Beberapa menit kemudian, Elsa akhirnya muncul dari kamar mandi. Gerakannya terhenti ketika dia melihat Samuel mendekatinya. Ekspresinya menggelap saat kenangan pertemuan mereka sebelumnya membanjiri pikirannya.
Hari itu, dia telah merasa patah hati dan terhina. Dia telah membuat anggapan buru-buru bahwa penolongnya bisa menjadi pacarnya. Dia telah tidur dengannya tanpa ragu-ragu. Sedikit sekali yang dia tahu, dia akan menjadi pria lain yang meremukkan hatinya dan menghinanya.

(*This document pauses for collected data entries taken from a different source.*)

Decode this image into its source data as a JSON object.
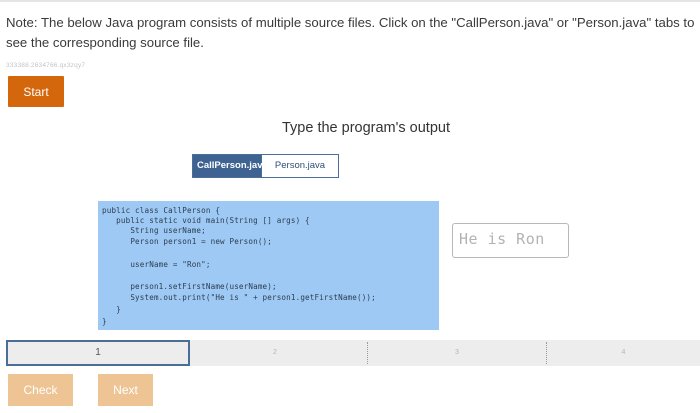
{
  "note": "Note: The below Java program consists of multiple source files. Click on the \"CallPerson.java\" or \"Person.java\" tabs to see the corresponding source file.",
  "activity_id": "333388.2634766.qx3zqy7",
  "start_label": "Start",
  "prompt": "Type the program's output",
  "tabs": [
    {
      "label": "CallPerson.java",
      "active": true
    },
    {
      "label": "Person.java",
      "active": false
    }
  ],
  "code_lines": [
    "public class CallPerson {",
    "   public static void main(String [] args) {",
    "      String userName;",
    "      Person person1 = new Person();",
    "",
    "      userName = \"Ron\";",
    "",
    "      person1.setFirstName(userName);",
    "      System.out.print(\"He is \" + person1.getFirstName());",
    "   }",
    "}"
  ],
  "answer": {
    "placeholder": "He is Ron"
  },
  "progress": {
    "current": 1,
    "segments": [
      "1",
      "2",
      "3",
      "4"
    ]
  },
  "buttons": {
    "check_label": "Check",
    "next_label": "Next"
  },
  "colors": {
    "start": "#d4670c",
    "disabled_button": "#eec495",
    "tab_active": "#3e6292",
    "code_background": "#9ec9f4"
  }
}
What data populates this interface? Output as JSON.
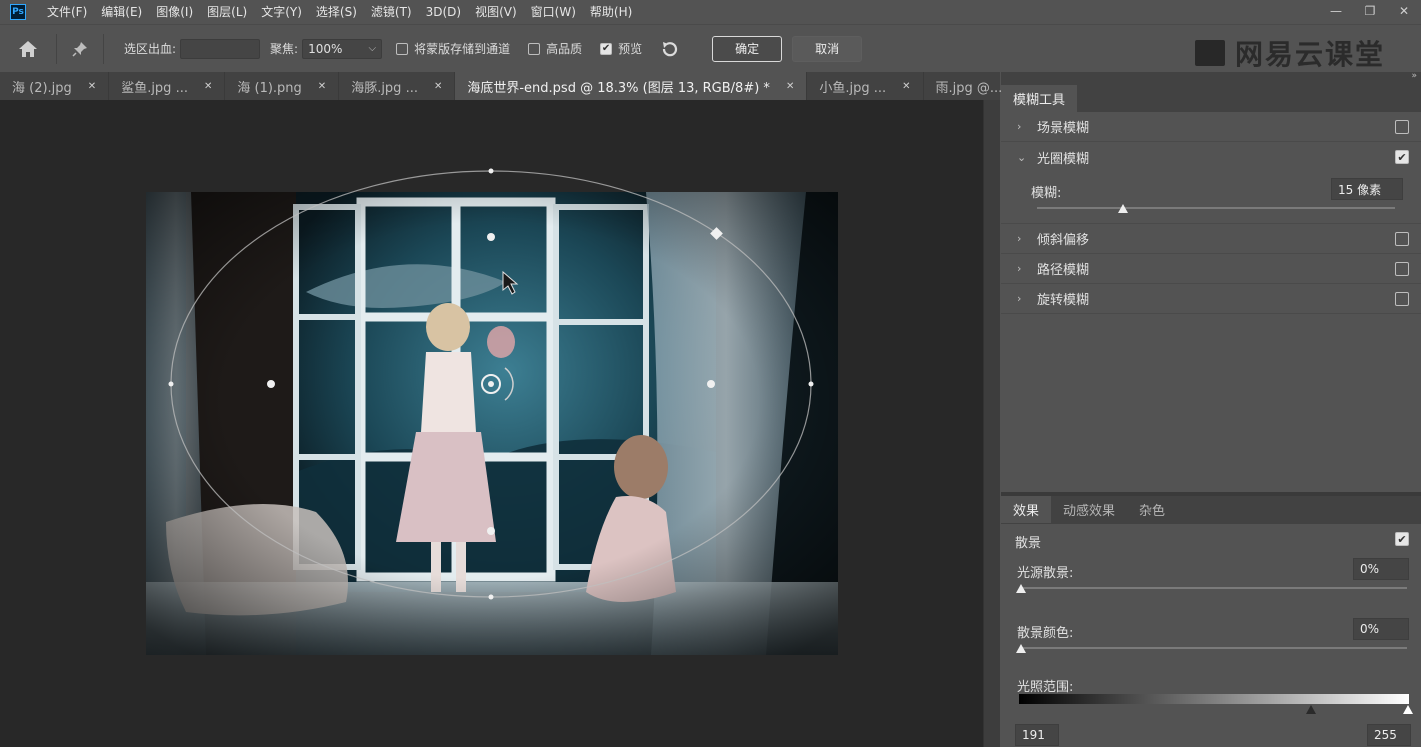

Rasa sakit akibat kepercayaan yang disalahkan dan rasa pahit pengkhianatan membanjiri pikirannya, memicu keengganan mendadaknya terhadapnya. Dia mencoba menghindarinya, berharap bisa menghindari konfrontasi lebih lanjut, tetapi Samuel berdiri teguh, menghalangi jalannya, tekadnya nyata.
"Apa kau bisa beranjak sedikit samping?" tanya Elsa, menghindari kontak mata dengannya.
Reaksi Samuel bertahan, rasa tergesa-gesanya memotong udara. "Tunggu sebentar," dia mendesak, tekadnya tidak goyah. "Mari bicara."